Support Vector Machines are supervised models that take positive and negative instances of classes in some feature space as training instances, and learn a linear decision boundary between the two classes. Unlike probability based methods such as logistic regression that attempt to learn a hyperplane that maximizes the likelihood of the training data, SVMs rely on margin and learn hyperplanes that maximize the distance separation between positive and negative instances. For cases where the training data isn't perfectly separable, they make use of slack variables.

Formal Description

We are given some training data ${\displaystyle {\mathcal {D}}}$, a set of n points of the form

${\displaystyle {\mathcal {D}}=\left\{(\mathbf {x} _{i},y_{i})\mid \mathbf {x} _{i}\in \mathbb {R} ^{p},\,y_{i}\in \{-1,1\}\right\}_{i=1}^{n}}$

where the yi is either 1 or −1, indicating the class to which the point ${\displaystyle \mathbf {x} _{i}}$ belongs. Each ${\displaystyle \mathbf {x} _{i}}$ is a p-dimensional real vector. We want to find the maximum-margin hyperplane that divides the points having ${\displaystyle y_{i}=1}$ from those having ${\displaystyle y_{i}=-1}$.

We want to choose the ${\displaystyle {\mathbf {w} }}$ and ${\displaystyle b}$ to maximize the margin, or distance between the parallel hyperplanes that are as far apart as possible while still separating the data, i.e.

Minimize (in ${\displaystyle {\mathbf {w} ,b}}$)

${\displaystyle \|\mathbf {w} \|}$

subject to (for any ${\displaystyle i=1,\dots ,n}$)
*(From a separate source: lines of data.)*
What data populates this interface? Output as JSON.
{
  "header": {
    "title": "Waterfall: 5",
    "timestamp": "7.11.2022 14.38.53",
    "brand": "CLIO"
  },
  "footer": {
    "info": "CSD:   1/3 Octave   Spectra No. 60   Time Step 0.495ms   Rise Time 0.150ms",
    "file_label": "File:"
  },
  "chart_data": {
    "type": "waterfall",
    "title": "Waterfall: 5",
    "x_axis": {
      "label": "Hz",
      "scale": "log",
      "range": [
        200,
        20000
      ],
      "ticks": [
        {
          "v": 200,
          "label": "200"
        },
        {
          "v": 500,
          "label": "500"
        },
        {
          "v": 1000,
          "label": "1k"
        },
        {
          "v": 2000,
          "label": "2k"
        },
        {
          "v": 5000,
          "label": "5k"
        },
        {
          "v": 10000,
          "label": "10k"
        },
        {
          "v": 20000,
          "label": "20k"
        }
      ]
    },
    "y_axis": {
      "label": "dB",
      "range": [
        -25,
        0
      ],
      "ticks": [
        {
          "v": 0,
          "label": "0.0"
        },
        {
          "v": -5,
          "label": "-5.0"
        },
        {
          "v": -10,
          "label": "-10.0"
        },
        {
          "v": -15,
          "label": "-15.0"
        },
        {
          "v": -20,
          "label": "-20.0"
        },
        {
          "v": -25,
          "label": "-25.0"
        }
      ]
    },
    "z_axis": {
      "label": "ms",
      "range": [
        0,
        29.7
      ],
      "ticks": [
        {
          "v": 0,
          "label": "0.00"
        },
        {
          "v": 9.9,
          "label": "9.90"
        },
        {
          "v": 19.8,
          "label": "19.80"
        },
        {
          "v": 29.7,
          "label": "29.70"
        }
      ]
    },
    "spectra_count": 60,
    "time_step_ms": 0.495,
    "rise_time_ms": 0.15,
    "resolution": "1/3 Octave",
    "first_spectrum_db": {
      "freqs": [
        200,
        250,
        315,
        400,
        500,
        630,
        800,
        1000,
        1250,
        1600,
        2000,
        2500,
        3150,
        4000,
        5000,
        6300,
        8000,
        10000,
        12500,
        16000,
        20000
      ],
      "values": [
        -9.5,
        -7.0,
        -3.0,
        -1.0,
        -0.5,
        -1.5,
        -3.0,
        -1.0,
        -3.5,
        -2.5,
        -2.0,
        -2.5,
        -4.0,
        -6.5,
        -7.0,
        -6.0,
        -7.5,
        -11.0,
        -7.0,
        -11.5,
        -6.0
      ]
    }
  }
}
${\displaystyle y_{i}(\mathbf {w} \cdot \mathbf {x_{i}} -b)\geq 1.\,}$

We can substitute ||w|| with ${\displaystyle {\tfrac {1}{2}}\|\mathbf {w} \|^{2}}$ without changing the solution. This now becomes a quadratic programming problem. Some of this math is obtained from Wikipedia, refer to the corresponding Wikipedia article for more details.

Training

There exist several specialized algorithms for quickly solving the Quadratic Programming problem that arises from SVMs, mostly reliant on heuristics for breaking the problem down into smaller, more-manageable chunks. A common method is the Sequential Minimal Optimization (SMO) algorithm, which breaks the problem down into 2-dimensional sub-problems that can be solved analytically and runs in cubic time.

Advantages

• They are more robust to overfitting, since the final model relies only on support vectors, as opposed to all the instances of the training set.
• The use of the Kernel trick allows us to efficiently use custom kernels for any given task
• They can easily handle very high dimensional data

Applications

They are applicable for a variety of binary as well as multiclass classification problems such as text classification, and have recently also been applied for regression problems.